As we pointed out in the section on the character’s emotional journey, character is often closely linked to the thesis of the project. The characters are the ones who, with their decisions, actions and consequences, will drive the story forward.

This is where the importance of cohesion appears. When we want to talk about something, we have to try to do it as clearly and cleanly as possible. For this to happen, the dramatic action must always be linked to expressing the theme in some way. Movies that falter in this aspect generally leave a bland impression, as the viewer does not know what the series or movie wanted to talk about. In the worst case scenario, this can lead to the audience abandoning the story in the opening scenes.

Dramatic action should always be progressive. Causality is key, with one sequence leading on to another until the end. When this is executed well, it also facilitates the viewer’s empathy with the characters, which again brings us closer to the heart of the story.

Everything that we have mentioned, finally, falls on the construction of the plot and the subplots. They are the fabric of the story, and are made up of all the previous elements.

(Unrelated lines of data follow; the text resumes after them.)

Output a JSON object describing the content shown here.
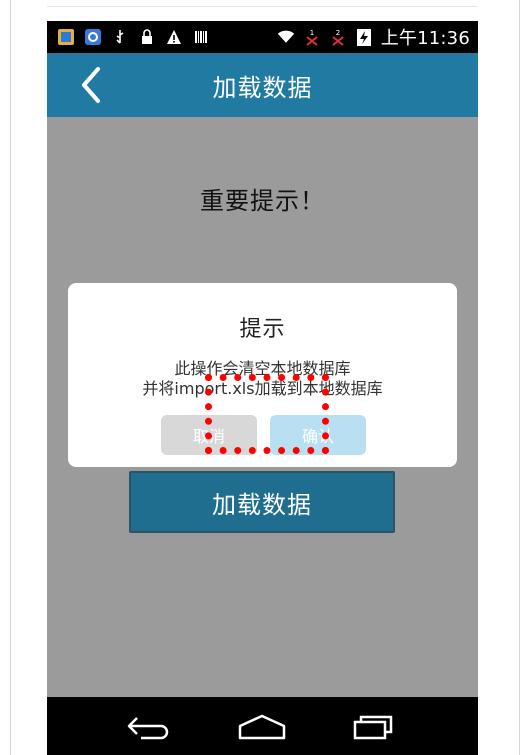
{
  "status_bar": {
    "time": "上午11:36"
  },
  "app_bar": {
    "title": "加载数据"
  },
  "main": {
    "important_text": "重要提示！",
    "load_button_label": "加载数据"
  },
  "dialog": {
    "title": "提示",
    "message_line1": "此操作会清空本地数据库",
    "message_line2": "并将import.xls加载到本地数据库",
    "cancel_label": "取消",
    "confirm_label": "确认"
  },
  "colors": {
    "accent": "#217aa2",
    "highlight": "#ff0000"
  },
  "icons": {
    "back": "chevron-left-icon",
    "nav_back": "back-arrow-icon",
    "nav_home": "home-icon",
    "nav_recents": "recents-icon"
  }
}
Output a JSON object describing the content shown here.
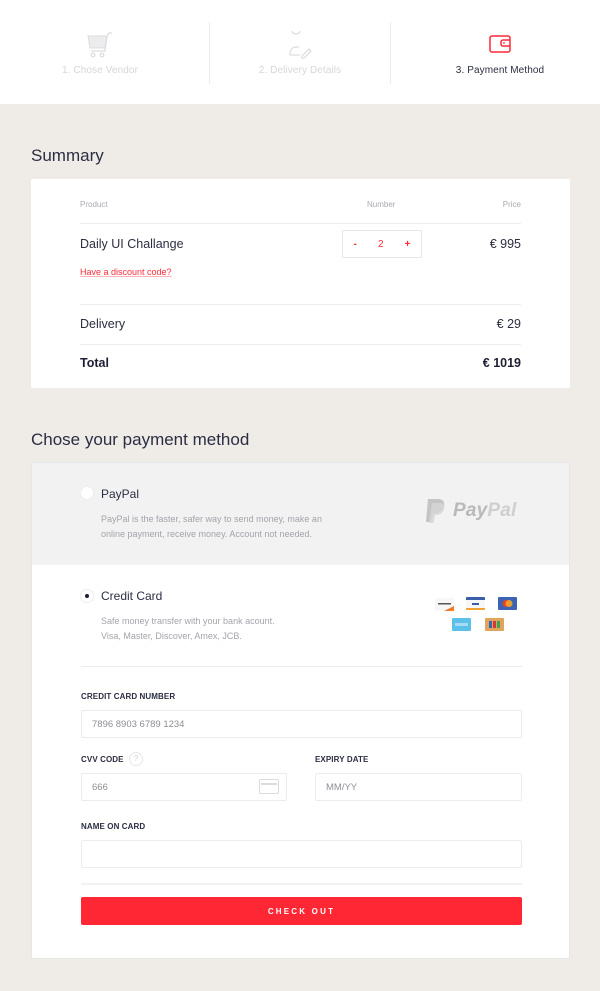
{
  "steps": [
    {
      "label": "1. Chose Vendor",
      "icon": "cart-icon",
      "active": false
    },
    {
      "label": "2. Delivery Details",
      "icon": "user-edit-icon",
      "active": false
    },
    {
      "label": "3. Payment Method",
      "icon": "wallet-icon",
      "active": true
    }
  ],
  "summary": {
    "title": "Summary",
    "headers": {
      "product": "Product",
      "number": "Number",
      "price": "Price"
    },
    "item": {
      "name": "Daily UI Challange",
      "quantity": "2",
      "minus": "-",
      "plus": "+",
      "price": "€ 995"
    },
    "discount_link": "Have a discount code?",
    "delivery": {
      "label": "Delivery",
      "price": "€ 29"
    },
    "total": {
      "label": "Total",
      "price": "€ 1019"
    }
  },
  "payment": {
    "title": "Chose your payment method",
    "paypal": {
      "label": "PayPal",
      "description_line1": "PayPal is the faster, safer way to send money, make an",
      "description_line2": "online payment, receive money. Account not needed.",
      "logo_pay": "Pay",
      "logo_pal": "Pal",
      "selected": false
    },
    "credit_card": {
      "label": "Credit Card",
      "description_line1": "Safe money transfer with your bank acount.",
      "description_line2": "Visa, Master, Discover, Amex, JCB.",
      "selected": true,
      "logos": [
        "Discover",
        "Visa",
        "MasterCard",
        "Amex",
        "JCB"
      ]
    },
    "form": {
      "card_number_label": "CREDIT CARD NUMBER",
      "card_number_placeholder": "7896 8903 6789 1234",
      "cvv_label": "CVV CODE",
      "cvv_help": "?",
      "cvv_placeholder": "666",
      "expiry_label": "EXPIRY DATE",
      "expiry_placeholder": "MM/YY",
      "name_label": "NAME ON CARD",
      "name_placeholder": ""
    },
    "checkout_label": "CHECK OUT"
  },
  "colors": {
    "accent": "#ff2734",
    "background": "#efebe7",
    "text": "#2b2d42"
  }
}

The secondary characters are key here. These are the satellites that will accompany the protagonists in their journey, either as allies or hindering them. They will provide depth to the story, new points of view on the subject, and even bring new conflicts that will allow the advancement of the dramatic action.

The subplots are one of the main tools when it comes to working on the rhythm of the story. It is the subplots that allow the ordering of the sequences — not only nuancing the characters’ emotional journeys, but also regulating the story, providing breathing room or exerting pressure when required.

A perfect balance between plot and subplots is seen when the relationship between the two is clear. Both must be communicating vessels, drinking from each other. There is a good way to know when a subplot is not conducive: when we notice that, without it, the main plot remains unchanged.

Whatever our format and audiovisual grammar, when writing fiction all the above elements are essential for the proper construction of a script. Most importantly, we must remember that our story has its own needs, and that the structuring process is based on knowing how to respect them. The structure is not a dogma; it is a tool for narrative order that can help us improve our projects and turn them into solid and innovative stories.